= Christodorus =

Greek epic poet from Coptos in Egypt

Christodorus (Χριστόδωρος), a Greek epic poet from Coptos in Egypt, flourished during the reign of Anastasius I (491–518). His father was named Paniskos (Πανίσκος).

According to the Suda, he was the author of Patria (Gr. Πάτρια), accounts of the foundation, history and antiquities of various cities; Lydiaka (Gr. Λυδιακά), the mythical history of Lydia; Isaurica (Gr. Ἰσαυρικά), celebrating Anastasius' victory in the Isaurian War (492–497); three books of epigrams; and many other works.

In addition to two epigrams (Anthol. Pal. vii. 697, 698) we possess a description of eighty statues of gods, heroes and famous men and women in the gymnasium of Zeuxippus at Constantinople (Ἔκφρασις τῶν ἀγαλμάτων τῶν εἰς τὸ δημόσιον γυμνάσιον τὸ ἐπικαλουμένον τοῦ Ζευξίππου). This text, consisting of 416 hexameters, forms the second book of the Palatine Anthology.

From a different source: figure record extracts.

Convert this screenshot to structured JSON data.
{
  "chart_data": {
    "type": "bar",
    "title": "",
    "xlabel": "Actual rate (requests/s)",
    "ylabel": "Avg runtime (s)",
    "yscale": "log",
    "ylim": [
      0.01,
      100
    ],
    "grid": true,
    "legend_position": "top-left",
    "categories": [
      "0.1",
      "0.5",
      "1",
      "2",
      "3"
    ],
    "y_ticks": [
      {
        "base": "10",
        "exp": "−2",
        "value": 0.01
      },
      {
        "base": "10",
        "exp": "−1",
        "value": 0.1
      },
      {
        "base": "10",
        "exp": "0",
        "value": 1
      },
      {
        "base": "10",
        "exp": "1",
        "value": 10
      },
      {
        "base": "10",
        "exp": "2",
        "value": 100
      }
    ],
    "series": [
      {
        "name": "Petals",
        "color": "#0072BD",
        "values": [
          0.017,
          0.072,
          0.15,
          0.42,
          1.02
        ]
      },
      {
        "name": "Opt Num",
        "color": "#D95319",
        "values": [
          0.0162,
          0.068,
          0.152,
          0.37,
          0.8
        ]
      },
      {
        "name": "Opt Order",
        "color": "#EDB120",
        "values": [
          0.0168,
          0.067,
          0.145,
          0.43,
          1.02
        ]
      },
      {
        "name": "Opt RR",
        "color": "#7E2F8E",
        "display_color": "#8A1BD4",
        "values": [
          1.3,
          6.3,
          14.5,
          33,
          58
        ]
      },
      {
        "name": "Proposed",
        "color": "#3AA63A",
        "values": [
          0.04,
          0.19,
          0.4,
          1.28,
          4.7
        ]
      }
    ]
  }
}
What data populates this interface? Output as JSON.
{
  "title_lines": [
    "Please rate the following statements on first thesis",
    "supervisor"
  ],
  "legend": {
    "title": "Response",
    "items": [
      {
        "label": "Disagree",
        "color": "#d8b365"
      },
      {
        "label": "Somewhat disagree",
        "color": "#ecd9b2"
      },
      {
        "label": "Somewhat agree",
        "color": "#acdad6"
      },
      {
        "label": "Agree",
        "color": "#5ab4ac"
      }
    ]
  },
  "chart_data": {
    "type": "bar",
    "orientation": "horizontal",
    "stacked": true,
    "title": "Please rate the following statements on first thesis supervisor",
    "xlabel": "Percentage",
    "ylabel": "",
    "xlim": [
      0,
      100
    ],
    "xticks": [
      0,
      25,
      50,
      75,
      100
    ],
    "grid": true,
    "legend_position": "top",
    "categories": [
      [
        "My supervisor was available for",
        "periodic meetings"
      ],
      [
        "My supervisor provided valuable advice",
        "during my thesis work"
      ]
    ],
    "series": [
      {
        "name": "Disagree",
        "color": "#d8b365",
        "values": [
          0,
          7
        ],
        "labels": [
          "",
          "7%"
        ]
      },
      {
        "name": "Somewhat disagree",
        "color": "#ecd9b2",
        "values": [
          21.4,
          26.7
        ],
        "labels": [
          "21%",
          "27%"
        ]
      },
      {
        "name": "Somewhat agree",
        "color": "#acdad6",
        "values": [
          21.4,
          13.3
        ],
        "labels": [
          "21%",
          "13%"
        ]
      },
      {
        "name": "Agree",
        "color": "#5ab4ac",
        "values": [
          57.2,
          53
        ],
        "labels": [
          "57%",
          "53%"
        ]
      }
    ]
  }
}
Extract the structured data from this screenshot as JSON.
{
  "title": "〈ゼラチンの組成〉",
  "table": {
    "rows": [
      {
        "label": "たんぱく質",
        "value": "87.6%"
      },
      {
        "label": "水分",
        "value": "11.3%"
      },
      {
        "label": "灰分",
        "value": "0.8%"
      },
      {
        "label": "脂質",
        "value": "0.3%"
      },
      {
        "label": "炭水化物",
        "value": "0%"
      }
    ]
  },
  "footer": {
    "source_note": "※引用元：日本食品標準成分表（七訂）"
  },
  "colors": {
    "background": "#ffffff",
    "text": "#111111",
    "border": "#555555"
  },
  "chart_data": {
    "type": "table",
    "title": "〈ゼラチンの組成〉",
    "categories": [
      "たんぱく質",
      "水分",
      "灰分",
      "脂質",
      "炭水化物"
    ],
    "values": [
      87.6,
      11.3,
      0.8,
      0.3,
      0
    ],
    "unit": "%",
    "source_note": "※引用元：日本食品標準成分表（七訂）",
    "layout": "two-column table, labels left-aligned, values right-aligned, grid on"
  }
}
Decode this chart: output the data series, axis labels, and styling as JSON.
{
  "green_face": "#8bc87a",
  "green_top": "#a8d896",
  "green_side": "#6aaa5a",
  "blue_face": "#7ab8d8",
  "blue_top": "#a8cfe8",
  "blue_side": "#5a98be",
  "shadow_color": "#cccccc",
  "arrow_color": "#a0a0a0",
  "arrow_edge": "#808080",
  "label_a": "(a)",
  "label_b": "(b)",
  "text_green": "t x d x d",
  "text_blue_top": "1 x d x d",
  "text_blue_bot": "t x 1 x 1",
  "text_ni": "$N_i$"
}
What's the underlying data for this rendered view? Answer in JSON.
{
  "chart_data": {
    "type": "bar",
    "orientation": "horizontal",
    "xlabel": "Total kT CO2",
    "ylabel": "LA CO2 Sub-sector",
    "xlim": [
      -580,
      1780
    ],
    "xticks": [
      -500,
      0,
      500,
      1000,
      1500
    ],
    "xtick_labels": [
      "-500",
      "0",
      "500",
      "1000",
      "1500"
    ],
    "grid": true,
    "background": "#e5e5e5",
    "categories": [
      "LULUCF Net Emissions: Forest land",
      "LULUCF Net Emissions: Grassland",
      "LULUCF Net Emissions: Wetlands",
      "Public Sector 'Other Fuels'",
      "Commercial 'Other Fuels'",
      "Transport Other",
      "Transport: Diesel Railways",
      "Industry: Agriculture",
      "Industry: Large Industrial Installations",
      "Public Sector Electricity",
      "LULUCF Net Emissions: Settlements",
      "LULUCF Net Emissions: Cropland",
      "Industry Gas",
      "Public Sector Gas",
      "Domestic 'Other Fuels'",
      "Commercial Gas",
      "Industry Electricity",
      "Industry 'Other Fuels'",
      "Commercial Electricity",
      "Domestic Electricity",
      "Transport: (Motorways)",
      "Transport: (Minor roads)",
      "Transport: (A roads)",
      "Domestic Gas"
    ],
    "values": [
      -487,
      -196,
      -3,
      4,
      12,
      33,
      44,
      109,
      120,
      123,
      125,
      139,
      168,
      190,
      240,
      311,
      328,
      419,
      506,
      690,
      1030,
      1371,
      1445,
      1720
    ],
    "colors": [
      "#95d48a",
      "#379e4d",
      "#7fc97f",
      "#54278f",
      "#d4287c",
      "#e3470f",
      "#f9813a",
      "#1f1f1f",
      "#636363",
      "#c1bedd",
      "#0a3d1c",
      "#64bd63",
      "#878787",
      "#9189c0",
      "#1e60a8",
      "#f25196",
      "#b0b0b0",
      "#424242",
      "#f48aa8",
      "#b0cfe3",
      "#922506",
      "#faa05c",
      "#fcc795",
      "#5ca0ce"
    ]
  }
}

The writer's chief models are Homer and Nonnus, whom he follows closely in the structure of his hexameters. Opinions are divided as to the merits of the work. Some critics regard it as of great importance for the history of art and a model of description; others consider it valueless, alike from the historical, mythological and archaeological points of view.

See Friedrich Baumgarten, De Christodoro Poeta Thebano, Bonn (1881), and his article in Pauly-Wissowa's Realencyclopädie der Classischen Altertumswissenschaft, III (1897) 2450–2452; Wilhelm von Christ, Geschichte der griechischen Litteratur (1898); Francesco Tissoni, Cristodoro. Un’introduzione e un commento, Alessandria (2000).